Primary Risk Drivers
Below is a snapshot of domains that materially influence the MARA Rating.
Clinical effectiveness
The evidence suggests that esketamine is likely more effective than placebo plus oral antidepressants for patients who have not responded to at least three treatments. However, the trials were short, and the long-term benefits remain uncertain. The committee noted that the clinical evidence is limited and does not fully represent the Healthcare population, particularly excluding those with severe characteristics such as psychosis or recent suicidal ideation.
Cost effectiveness
The cost-effectiveness estimates for esketamine are highly uncertain due to the reliance on clinical evidence that does not reflect expected Healthcare use. The committee noted that the ICERs presented were likely underestimates, and significant uncertainties in the economic model raise concerns about the overall value of esketamine.
Quality of life
While there are indications of some improvement in HRQoL, the evidence is primarily derived from short-term studies and lacks robust long-term data. The committee expressed concerns about the generalizability of the HRQoL data to the broader Healthcare population, particularly given the exclusion of certain patient groups in the trials.
Supporting Domains
Safety and Adverse Effects
Esketamine has a generally acceptable safety profile, with manageable adverse effects. However, the need for close monitoring and the potential for serious adverse events, such as dissociative states, require careful consideration in clinical practice. The committee acknowledged the importance of monitoring to mitigate risks.
Comparator Selection
The trials primarily compared esketamine with placebo plus oral antidepressants, which may not accurately reflect clinical practice where esketamine is likely used later in the treatment pathway. The committee noted that more relevant comparators, such as augmentation therapies, were not adequately addressed in the evidence.
Patient Population and Subgroups
The evidence includes a narrow patient population that does not fully represent the broader group of individuals with treatment-resistant depression. The committee highlighted concerns about the generalizability of the trial results to the Healthcare population, particularly regarding the exclusion of patients with severe comorbidities.
Care Pathway Integration
Integrating esketamine into existing care pathways may require significant adjustments, including infrastructure changes and additional training for healthcare providers. The committee noted that the proposed implementation plan may not be feasible without substantial investment.

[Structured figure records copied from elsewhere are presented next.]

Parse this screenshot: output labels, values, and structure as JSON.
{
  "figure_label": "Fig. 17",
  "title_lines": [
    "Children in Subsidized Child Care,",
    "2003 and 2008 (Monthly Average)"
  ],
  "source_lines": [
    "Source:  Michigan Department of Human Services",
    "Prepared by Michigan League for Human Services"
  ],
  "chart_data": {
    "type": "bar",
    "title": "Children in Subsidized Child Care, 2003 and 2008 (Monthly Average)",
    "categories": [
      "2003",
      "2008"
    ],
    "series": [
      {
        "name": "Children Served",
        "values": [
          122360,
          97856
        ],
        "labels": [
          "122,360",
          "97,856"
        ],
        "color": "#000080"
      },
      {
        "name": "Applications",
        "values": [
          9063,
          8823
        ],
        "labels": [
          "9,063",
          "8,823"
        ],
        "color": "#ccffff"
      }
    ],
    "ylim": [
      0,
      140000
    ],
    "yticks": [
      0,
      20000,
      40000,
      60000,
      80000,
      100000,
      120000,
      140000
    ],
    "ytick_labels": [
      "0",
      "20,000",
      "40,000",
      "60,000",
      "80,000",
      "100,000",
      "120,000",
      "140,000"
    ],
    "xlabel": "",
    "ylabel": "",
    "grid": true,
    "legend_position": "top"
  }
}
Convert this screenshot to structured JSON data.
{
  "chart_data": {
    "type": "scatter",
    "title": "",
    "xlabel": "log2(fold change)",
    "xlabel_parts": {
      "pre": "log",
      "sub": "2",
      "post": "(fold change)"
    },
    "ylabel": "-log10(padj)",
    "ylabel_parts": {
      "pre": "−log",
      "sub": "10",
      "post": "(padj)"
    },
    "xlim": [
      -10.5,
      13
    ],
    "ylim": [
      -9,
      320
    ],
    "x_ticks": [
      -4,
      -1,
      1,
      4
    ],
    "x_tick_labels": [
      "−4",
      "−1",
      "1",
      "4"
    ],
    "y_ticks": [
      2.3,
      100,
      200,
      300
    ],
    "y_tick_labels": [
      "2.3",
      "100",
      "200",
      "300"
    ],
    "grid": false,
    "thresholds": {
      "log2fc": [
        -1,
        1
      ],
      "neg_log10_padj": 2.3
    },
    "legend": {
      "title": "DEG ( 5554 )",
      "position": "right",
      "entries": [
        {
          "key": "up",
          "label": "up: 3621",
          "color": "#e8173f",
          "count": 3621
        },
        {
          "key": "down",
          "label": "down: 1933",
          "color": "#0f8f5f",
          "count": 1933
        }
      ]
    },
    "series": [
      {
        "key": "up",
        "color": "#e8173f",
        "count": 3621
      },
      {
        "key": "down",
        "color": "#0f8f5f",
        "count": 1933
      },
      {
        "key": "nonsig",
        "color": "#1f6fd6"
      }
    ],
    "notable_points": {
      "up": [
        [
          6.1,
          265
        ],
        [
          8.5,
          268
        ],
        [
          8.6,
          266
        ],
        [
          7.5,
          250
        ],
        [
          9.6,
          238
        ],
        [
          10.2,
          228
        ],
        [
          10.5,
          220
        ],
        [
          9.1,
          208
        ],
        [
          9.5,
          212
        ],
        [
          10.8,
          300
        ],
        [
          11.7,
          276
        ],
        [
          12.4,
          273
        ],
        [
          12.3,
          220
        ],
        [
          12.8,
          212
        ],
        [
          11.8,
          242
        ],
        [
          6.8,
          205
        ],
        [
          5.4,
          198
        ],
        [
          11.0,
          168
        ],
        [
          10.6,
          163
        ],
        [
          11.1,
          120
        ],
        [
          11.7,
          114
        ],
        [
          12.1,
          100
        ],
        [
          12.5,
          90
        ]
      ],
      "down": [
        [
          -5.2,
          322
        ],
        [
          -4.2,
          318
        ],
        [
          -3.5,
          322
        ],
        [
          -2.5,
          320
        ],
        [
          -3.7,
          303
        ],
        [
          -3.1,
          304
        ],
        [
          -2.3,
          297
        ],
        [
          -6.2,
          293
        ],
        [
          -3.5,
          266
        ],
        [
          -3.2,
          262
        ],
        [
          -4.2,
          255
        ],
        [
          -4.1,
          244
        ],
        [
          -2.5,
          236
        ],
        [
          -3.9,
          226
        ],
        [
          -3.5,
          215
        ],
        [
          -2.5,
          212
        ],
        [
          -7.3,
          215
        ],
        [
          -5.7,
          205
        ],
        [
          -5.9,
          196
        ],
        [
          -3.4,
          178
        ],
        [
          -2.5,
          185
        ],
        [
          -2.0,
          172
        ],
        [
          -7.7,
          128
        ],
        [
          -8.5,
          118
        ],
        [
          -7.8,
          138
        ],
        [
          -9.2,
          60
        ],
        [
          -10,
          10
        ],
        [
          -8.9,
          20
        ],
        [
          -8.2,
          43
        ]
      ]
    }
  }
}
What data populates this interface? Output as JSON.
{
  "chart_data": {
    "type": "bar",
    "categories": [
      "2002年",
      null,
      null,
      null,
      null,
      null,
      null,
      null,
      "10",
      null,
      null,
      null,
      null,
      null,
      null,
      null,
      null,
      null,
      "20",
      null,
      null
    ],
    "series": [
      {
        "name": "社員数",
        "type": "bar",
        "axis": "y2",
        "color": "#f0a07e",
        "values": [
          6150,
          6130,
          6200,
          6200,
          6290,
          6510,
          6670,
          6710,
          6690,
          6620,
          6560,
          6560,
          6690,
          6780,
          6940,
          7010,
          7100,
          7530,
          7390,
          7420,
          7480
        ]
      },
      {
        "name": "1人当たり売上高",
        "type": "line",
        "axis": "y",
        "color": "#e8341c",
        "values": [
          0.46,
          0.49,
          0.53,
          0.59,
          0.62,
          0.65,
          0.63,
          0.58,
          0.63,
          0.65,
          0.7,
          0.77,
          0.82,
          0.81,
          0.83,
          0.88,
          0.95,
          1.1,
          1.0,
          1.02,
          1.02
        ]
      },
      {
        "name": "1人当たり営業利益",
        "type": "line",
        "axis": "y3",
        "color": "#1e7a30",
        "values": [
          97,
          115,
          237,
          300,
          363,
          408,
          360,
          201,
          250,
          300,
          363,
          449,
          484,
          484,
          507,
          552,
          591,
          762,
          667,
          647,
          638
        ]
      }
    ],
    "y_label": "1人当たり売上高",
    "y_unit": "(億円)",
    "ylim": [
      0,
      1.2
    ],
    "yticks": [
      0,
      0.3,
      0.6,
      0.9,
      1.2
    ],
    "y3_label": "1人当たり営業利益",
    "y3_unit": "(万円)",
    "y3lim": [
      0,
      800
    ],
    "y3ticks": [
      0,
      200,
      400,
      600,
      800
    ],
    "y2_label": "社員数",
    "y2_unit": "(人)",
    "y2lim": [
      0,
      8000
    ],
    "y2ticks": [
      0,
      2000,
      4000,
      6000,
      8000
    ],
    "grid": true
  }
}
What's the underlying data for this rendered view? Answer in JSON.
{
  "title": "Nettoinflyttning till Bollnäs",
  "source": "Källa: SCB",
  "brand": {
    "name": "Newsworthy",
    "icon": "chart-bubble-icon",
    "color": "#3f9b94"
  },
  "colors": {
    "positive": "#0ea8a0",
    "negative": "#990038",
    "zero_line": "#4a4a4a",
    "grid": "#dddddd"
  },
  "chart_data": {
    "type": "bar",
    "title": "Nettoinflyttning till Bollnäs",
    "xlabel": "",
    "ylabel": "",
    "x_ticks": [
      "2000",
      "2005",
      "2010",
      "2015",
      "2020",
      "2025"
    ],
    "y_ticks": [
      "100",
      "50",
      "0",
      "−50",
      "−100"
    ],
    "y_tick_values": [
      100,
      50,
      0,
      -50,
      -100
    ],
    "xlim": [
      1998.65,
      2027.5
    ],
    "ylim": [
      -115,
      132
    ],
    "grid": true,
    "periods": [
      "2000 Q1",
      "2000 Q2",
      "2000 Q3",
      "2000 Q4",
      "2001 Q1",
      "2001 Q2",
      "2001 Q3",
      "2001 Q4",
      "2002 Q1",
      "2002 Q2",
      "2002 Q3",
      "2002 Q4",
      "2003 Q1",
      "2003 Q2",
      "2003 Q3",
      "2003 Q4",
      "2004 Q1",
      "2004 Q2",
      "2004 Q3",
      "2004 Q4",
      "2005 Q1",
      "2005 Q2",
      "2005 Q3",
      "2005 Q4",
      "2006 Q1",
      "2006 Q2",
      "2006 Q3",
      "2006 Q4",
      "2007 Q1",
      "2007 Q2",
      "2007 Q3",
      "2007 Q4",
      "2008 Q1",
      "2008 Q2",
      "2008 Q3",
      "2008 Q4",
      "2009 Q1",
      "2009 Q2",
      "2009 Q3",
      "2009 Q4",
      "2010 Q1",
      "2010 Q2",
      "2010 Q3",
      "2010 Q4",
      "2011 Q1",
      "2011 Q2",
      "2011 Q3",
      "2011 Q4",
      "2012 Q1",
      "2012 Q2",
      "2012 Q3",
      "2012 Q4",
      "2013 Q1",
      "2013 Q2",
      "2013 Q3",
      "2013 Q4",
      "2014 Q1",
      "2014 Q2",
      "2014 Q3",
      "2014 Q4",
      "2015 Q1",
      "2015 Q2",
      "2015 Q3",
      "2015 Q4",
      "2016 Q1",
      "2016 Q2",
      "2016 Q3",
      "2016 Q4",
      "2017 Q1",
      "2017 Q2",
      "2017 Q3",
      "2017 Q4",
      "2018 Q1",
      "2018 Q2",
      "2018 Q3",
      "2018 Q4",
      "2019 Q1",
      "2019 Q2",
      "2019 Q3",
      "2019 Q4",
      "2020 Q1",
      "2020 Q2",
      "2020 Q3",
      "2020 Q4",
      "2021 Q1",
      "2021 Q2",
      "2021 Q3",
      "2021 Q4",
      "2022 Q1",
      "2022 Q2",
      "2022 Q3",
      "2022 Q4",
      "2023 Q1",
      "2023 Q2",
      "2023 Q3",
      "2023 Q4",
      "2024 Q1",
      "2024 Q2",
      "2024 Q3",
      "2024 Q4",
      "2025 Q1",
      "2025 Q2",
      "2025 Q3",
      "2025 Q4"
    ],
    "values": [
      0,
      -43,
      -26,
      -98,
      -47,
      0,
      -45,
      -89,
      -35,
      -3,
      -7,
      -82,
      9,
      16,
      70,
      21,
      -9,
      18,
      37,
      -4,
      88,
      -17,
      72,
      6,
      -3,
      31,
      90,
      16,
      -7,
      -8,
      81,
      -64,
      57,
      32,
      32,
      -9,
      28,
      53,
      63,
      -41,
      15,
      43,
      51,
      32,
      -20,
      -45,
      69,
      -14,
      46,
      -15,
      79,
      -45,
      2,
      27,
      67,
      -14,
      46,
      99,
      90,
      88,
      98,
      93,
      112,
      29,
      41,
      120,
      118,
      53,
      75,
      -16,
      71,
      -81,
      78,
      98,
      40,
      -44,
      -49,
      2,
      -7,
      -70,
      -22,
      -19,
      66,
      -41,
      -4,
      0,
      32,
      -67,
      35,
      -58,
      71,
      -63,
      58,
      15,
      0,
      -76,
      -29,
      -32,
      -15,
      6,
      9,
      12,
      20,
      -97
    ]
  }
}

Resource Use and Cost Implications
The economic model’s assumptions about resource use and costs are highly uncertain, particularly regarding the healthcare resource use in treatment-resistant depression. The committee expressed concerns about the potential underestimation of costs associated with implementing esketamine in clinical practice.
Evidence Quality and Robustness
While the evidence base includes phase 3 trials, there are significant limitations regarding the generalizability and applicability of the results to the Healthcare population. The committee noted that the evidence is not robust enough to support a confident recommendation for esketamine.
Uncertainty, Sensitivity, and Broader Impacts
There are substantial uncertainties regarding the long-term effectiveness and cost-effectiveness of esketamine, which could impact its use in clinical practice. The committee highlighted the need for further research to address these uncertainties and improve the evidence base.